Folhas Amarelas
Noutro dia estava eu a vasculhar arquivos antigos, textos esquecidos e alguns cujo momento havia deixado minha memória. Deparei-me com um poema do qual não me lembrava, mas, inevitavelmente, era de minha autoria. Agora, de onde vem essa onda de inspiração que gera obras tão belas e até inexplicáveis?
Posso atribuir a fonte à Awen druídica, a origem da inspiração ancestral, o berço da minha crença e cálice do conhecimento de Eras e Eras. Também posso dar o crédito a alguma ligação especial com a natureza, com as pessoas, com os animais, com o local onde vivemos. Sem dúvida, cada razão que vocês possam atribuir à inspiração – independente de credo ou local – faz-se presente num momento de inspiração. Com isso, chego ao ponto vital deste texto: não escrevo há um tempo.
Ou melhor, não escrevo com a mesma freqüência e, acho, qualidade com que os bem acostumei. Pergunto-me: o que aconteceu? Não tenho dúvida de que as razões acima descritas e tantas outras possíveis não se alteraram. A Awen continua acessível, as ligações não mudaram em tão pouco tempo e etc. Depois de pensar alguns dias nesse assunto, mesmo sem intenção de escrever a vocês, notei que – deixando de lado o chavão – a mudança operou-se em mim. E não gostei nada disso. Por sorte, descobri rapidamente o que havia acontecido e, garanto, todo mundo já passou por isso.
Sabe aquela sensação de estar flutuando para chegar num lugar meio incerto, numa hora meio indefinida? Pois é, comecei a dar tanta importância a alguns pontos materiais (relevar todos eles é bobagem e simplesmente impossível, por mais que gurus da auto-ajuda digam o contrário) e encontrei o desânimo no lugar da empolgação quando podia sentar e escrever sobre um daqueles detalhes delicados que observo durante minhas caminhadas.
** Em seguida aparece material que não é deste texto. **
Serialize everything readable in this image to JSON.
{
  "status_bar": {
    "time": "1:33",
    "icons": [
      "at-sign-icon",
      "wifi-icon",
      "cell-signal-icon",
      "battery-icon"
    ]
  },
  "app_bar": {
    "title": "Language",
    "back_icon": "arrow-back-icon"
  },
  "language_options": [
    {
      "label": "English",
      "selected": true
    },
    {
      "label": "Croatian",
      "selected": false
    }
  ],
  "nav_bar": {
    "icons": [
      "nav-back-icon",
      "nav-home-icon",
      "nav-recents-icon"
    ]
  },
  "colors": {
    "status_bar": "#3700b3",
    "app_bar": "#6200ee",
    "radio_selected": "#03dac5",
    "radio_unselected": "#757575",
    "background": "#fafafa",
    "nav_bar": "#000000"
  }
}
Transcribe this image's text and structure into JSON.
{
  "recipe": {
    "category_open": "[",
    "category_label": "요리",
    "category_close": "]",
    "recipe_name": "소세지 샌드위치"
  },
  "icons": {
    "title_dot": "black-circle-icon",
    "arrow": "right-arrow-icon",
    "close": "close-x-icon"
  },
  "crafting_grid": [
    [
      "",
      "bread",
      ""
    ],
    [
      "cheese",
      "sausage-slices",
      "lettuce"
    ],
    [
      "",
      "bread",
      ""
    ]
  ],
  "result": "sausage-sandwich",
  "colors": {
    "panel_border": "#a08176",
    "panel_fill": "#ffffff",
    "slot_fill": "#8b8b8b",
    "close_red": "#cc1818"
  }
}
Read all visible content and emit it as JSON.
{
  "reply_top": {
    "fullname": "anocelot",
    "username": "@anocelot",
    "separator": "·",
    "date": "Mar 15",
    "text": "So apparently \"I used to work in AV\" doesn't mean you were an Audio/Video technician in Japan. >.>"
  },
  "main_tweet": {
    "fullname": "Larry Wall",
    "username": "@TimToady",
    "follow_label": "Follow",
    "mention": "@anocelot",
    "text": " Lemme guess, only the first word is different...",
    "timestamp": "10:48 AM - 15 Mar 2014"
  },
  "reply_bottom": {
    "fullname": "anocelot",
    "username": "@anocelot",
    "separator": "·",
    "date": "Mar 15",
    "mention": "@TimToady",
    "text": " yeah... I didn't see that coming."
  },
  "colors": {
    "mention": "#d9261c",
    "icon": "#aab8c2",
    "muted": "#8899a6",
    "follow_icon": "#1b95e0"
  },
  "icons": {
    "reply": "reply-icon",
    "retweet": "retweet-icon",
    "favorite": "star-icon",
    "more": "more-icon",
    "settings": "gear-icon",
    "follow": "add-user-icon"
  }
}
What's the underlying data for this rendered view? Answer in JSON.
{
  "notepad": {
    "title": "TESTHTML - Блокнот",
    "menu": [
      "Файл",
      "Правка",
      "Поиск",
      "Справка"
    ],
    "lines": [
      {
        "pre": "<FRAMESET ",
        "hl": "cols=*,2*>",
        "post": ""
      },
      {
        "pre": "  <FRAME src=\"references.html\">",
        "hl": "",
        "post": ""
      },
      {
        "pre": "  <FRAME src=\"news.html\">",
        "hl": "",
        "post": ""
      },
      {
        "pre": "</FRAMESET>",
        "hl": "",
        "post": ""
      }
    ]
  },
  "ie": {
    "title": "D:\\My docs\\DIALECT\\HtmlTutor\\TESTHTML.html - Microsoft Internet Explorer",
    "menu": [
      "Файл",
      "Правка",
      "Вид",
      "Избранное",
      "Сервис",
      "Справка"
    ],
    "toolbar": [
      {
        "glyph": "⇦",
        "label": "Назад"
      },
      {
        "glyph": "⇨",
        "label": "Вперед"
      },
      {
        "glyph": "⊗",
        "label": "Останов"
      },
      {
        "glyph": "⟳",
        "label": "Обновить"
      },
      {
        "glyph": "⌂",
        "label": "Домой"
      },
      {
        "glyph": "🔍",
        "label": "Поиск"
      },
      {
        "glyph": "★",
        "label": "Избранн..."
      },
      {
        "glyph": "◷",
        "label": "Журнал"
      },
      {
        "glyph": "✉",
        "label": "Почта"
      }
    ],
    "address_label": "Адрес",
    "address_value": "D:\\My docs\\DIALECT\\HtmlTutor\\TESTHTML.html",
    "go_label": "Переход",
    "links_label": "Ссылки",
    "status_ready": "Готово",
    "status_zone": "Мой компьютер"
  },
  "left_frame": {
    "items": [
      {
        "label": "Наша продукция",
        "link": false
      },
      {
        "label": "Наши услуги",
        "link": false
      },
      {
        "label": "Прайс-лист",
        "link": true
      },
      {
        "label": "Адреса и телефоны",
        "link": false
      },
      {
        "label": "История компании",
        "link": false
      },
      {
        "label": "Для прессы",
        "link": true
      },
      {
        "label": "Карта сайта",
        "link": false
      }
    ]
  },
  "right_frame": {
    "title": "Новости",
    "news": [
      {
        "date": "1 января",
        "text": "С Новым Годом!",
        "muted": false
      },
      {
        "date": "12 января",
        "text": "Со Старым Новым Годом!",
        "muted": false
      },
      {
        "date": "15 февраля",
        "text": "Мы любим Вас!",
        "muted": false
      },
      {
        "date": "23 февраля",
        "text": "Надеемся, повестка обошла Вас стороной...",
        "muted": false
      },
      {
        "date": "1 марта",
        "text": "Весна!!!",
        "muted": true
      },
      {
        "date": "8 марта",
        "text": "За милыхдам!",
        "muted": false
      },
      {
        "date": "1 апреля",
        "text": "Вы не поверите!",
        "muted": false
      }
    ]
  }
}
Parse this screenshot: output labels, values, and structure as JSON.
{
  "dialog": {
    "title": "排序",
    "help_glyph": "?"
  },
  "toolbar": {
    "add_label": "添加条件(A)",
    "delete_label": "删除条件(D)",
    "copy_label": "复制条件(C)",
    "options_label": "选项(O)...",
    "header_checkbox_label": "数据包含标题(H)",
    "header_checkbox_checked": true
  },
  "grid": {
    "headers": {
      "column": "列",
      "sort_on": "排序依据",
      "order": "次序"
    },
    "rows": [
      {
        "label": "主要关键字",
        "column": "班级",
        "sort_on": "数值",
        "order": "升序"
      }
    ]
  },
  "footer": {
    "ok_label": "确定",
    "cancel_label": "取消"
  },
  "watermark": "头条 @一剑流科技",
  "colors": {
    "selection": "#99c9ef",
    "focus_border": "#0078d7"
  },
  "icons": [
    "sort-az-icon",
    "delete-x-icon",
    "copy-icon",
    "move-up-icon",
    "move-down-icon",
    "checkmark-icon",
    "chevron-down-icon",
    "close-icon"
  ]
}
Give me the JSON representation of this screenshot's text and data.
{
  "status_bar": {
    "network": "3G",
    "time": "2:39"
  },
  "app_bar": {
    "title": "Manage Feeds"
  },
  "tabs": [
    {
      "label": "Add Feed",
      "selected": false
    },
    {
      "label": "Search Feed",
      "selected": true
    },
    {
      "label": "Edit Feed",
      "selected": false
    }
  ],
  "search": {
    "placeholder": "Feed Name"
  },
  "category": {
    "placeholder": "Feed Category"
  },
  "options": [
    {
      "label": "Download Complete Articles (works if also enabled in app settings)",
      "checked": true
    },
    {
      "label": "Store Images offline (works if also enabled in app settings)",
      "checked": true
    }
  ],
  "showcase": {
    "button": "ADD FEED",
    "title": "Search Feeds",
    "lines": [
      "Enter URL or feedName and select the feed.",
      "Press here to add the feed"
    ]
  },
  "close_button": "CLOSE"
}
Era como se a ligação estivesse obstruída, algo assim. Infelizmente, acho que descrever é um difícil já que até isso é incerto. Hoje, ao chegar a estas conclusões e, por fim, decidir sentar para escrever este texto quase desabafo. Lembrei de tantas peculiaridades que poderiam ter gerado poesias, elogios, declarações de amor puro e paixão intensa por pessoas, lugares, momentos ou mesmo simples idéias. Foi nesse momento que senti uma sutil mudança e pronto: tá na hora de acordar.
Outro dia fiquei perdido, devaneando entre folhas e folhas que deixaram a rua com um tom outonal, mesmo que estejamos no nosso inverno. Acho que foi a primeira vez na minha vida que parei para perceber o dia em que as folhas começavam a cair. Algo totalmente mágico, e que também passou desapercebido nesse meu momento desconectado. Sem dúvida, isso ainda vai gerar uma bela poesia para demonstrar o como folhas mortas foram capazes de despertar algo adormecido – não, fora de foco é melhor. A morte traz a vida, ou melhor, ela suscita a nova vida, o renascimento, a novidade.
Tenho certeza de que aquelas folhas mortas tinham uma razão, um motivo para estarem ali, disfarçadas de montes de lixo e um incômodo aos demais transeuntes que as evitavam como se fossem algo asqueroso e nojento. Não dei a mínima, e caminhei justamente entre o longo percurso criado pelas folhas, meio amareladas, bege estalante, verde apagado.
Num outono fora de hora, numa rua fora do mundo, numa mente fora dali. Tudo aconteceu e o mundo presenciou um pouco mais de mágica. Pelo menos o meu mundo.
Bem, meus olhos cansados e meu labirinto surtado dão os sinais para, mais uma vez, parar e deixá-los para, muito em breve, retornar.